Regresa la Colección Gelman, pero crecen las dudas sobre su futuro en México
El colectivo Defendamos la Colección Gelman celebró el anuncio de su regreso a México en 2028, pero pidió al Gobierno aclarar el futuro del acervo.

Luego de que esta mañana la secretaria de Cultura federal, Claudia Curiel, revelara que la Colección Gelman —que reúne una de las colecciones más importantes de obras de Frida Kahlo y que ha provocado polémica por su salida temporal y prorrogable del país— volverá en 2028 para exhibirse en el Museo de Arte Contemporáneo de Monterrey (Marco), el colectivo Defendamos la Colección Gelman celebró la noticia, aunque también exigió mayor transparencia por parte de las autoridades culturales.
Esta mañana, la secretaria de Cultura anunció que la Colección Gelman volverá en 2028 para presentarse en el Marco. Celebramos esta noticia que, sin duda, llega después del clamor de miles de ciudadanos que piden que esta colección se quede en México, expresaron los integrantes del colectivo en una carta abierta difundida en redes sociales.
Y añadieron:
Qué bueno que el Gobierno por fin escuchó a la sociedad civil. Sin embargo, esto, lejos de aclarar el destino final del acervo, empaña el panorama. El convenio firmado por el INBAL con Banco Santander y los actuales propietarios de la colección es inequívoco: la colección —a la que ellos llaman Gelman-Santander— será gestionada por un periodo de cinco años, prorrogable.
Opacidad y preguntas sin responder sobre el acervo
El colectivo también enlistó una serie de preguntas que, aseguran, permanecen sin respuesta tras el anuncio.
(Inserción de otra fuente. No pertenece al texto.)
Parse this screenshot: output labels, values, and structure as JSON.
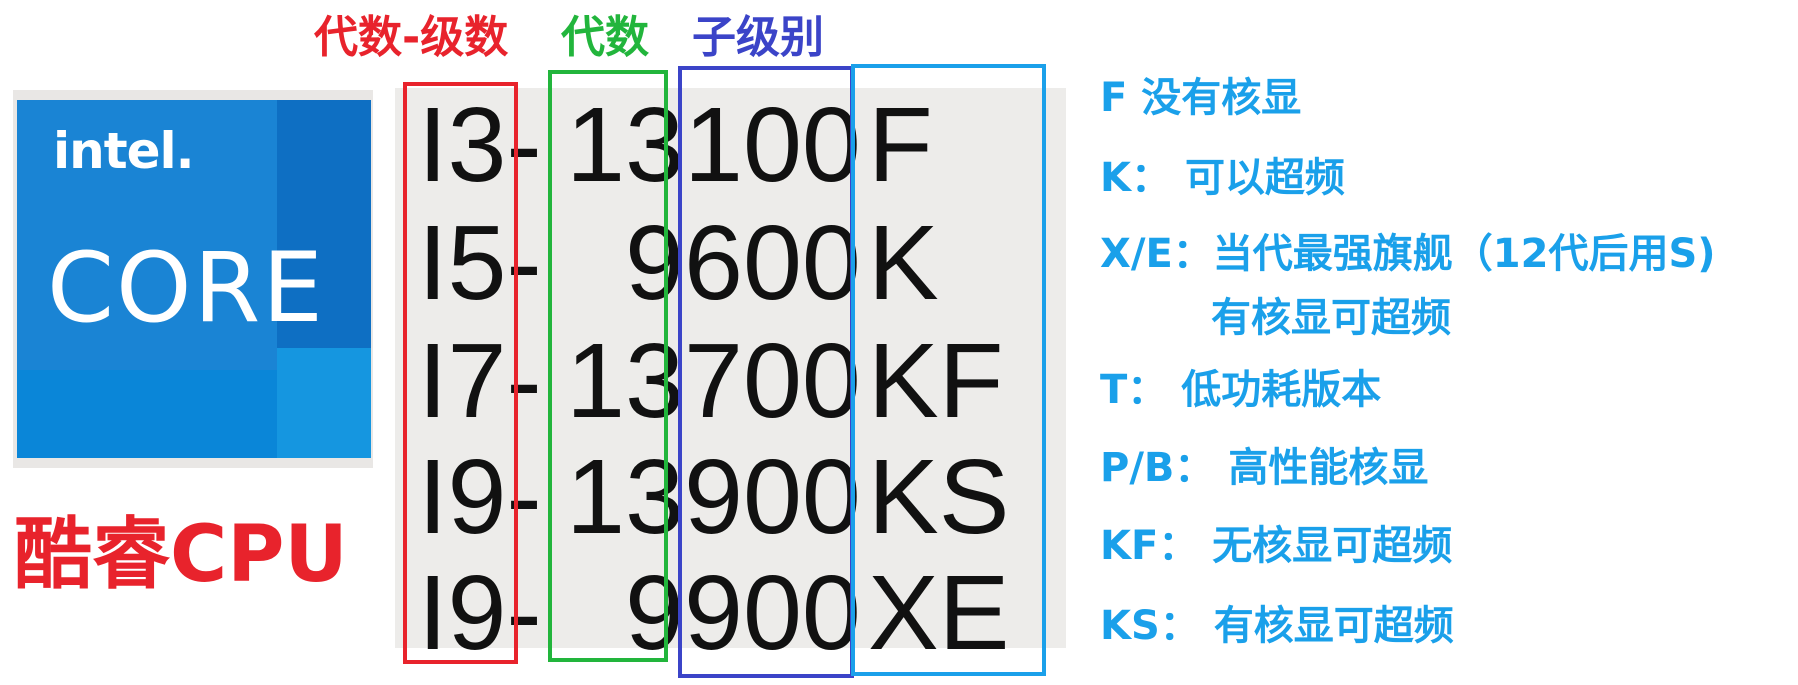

¿Entonces qué va a pasar después de su exhibición en Monterrey? ¿Volverá a Santander? Si esto es así, cosa que el Gobierno se empeña en no aclarar, entonces volvemos al principio: la opacidad total. ¿Por qué es tan difícil para el Gobierno decir las cosas con claridad?
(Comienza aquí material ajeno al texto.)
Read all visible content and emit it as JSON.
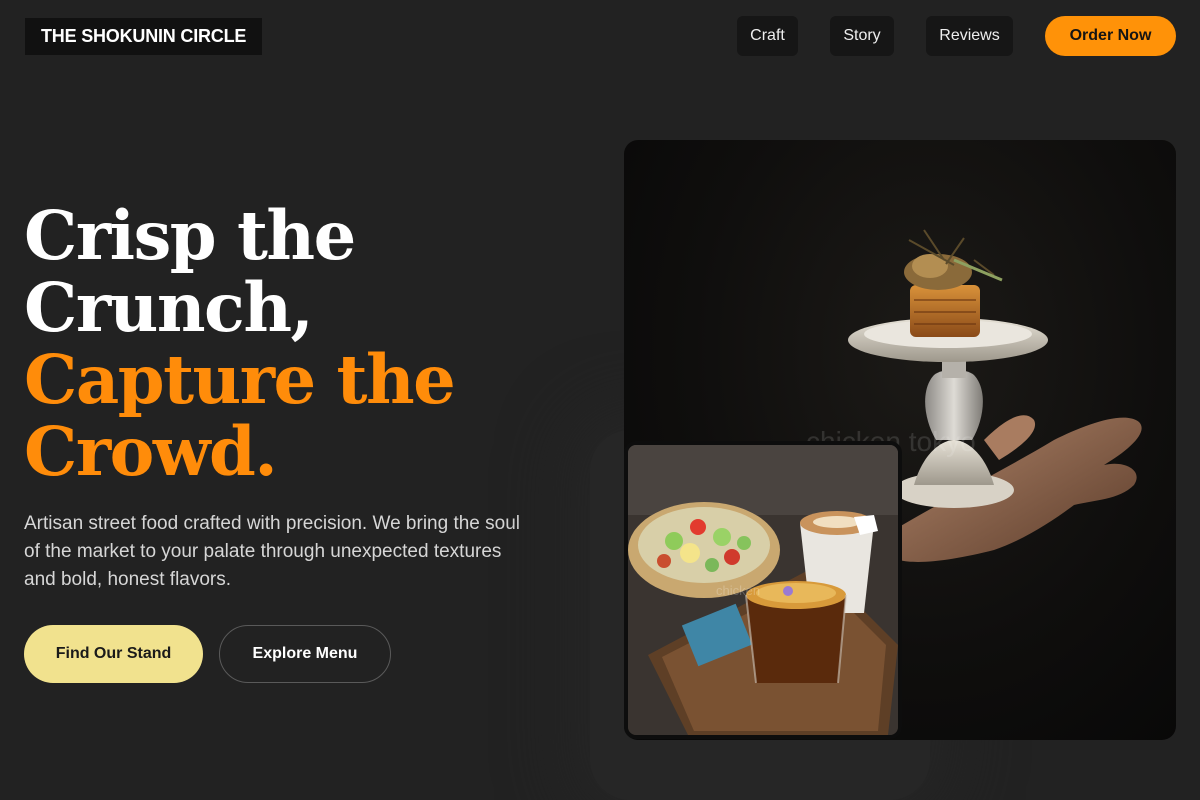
{
  "brand": {
    "logo_text": "THE SHOKUNIN CIRCLE"
  },
  "nav": {
    "items": [
      {
        "label": "Craft"
      },
      {
        "label": "Story"
      },
      {
        "label": "Reviews"
      }
    ],
    "cta_label": "Order Now"
  },
  "hero": {
    "headline_lines": [
      "Crisp the",
      "Crunch,",
      "Capture the",
      "Crowd."
    ],
    "description": "Artisan street food crafted with precision. We bring the soul of the market to your palate through unexpected textures and bold, honest flavors.",
    "primary_cta": "Find Our Stand",
    "secondary_cta": "Explore Menu"
  },
  "images": {
    "main_watermark": "chicken tokyo",
    "inset_watermark": "chicken"
  },
  "colors": {
    "background": "#222222",
    "accent": "#ff8c0a",
    "order_button": "#ff9208",
    "primary_cta": "#f1e28e"
  }
}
¿Van a reescribir el convenio para darle sustento legal a todos estos cambios? ¿Quién va a cubrir los costos del traslado, los seguros y el montaje en el Marco? ¿Van a venir a México las 160 obras de la colección o solamente las 30 que cuentan con declaratoria de Monumento Artístico? ¿Se van a publicar los dictámenes técnicos que avalan que las obras están en condiciones de realizar todos estos traslados?, cuestionaron los integrantes del colectivo en su misiva.
La organización recordó que la polémica surgió a raíz de la salida temporal y prorrogable de esta colección, que incluye 30 obras protegidas con declaratoria de Monumento Artístico de creadores como Frida Kahlo, Diego Rivera, María Izquierdo, David Alfaro Siqueiros y José Clemente Orozco.

Acusan irregularidades en el testamento de los Gelman
En su carta, el colectivo también lamentó que el Instituto Nacional de Bellas Artes y Literatura (INBAL) dé por terminada "la cuestión del papel lamentable que ha llevado a cabo Robert Littman, albacea y legatario de la parte mexicana de la Colección Jacques y Natasha Gelman, quien incumplió flagrantemente los deseos testamentarios de la pareja, que consistían, ni más ni menos, en depositar este importante legado artístico en un museo o centro cultural".
Recordaron que Littman estaba obligado a mantener unida la colección y conservarla bajo el nombre de los coleccionistas.
Lejos de eso, Littman no tuvo problema en fragmentar la colección y vendérsela a alguien que lo primero que hizo fue encontrar la manera de sacar este valioso conjunto del país.
Asimismo, puntualizaron:
En México, no respetar un testamento puede llegar a constituir un delito, pero, en lugar de perseguirlo, el INBAL corre a proteger a Littman y le otorga una supuesta validez jurídica, lo cual es francamente vergonzoso.

Cuestionan el destino de la colección
El colectivo también criticó que el INBAL, "en un arranque nacionalista chapucero", celebre que la colección haya quedado en manos mexicanas, cuando Jacques y Natasha Gelman "eran mexicanos por adopción".
(Ambos) vivieron aquí toda su vida y amaron a este país y a su arte como pocas personas. De hecho, parecería que el nuevo propietario no tiene especial estima por México, pues, sin ninguna pena, le entregó a un banco español este tesoro mexicano, que con tanto cuidado y dedicación reunieron los Gelman y desearon legar al público de nuestro país, señalaron.
Finalmente, reconocieron la importancia de difundir el arte y la cultura mexicana en el extranjero; sin embargo, insistieron en que la colección ha permanecido fuera del país durante los últimos 20 años.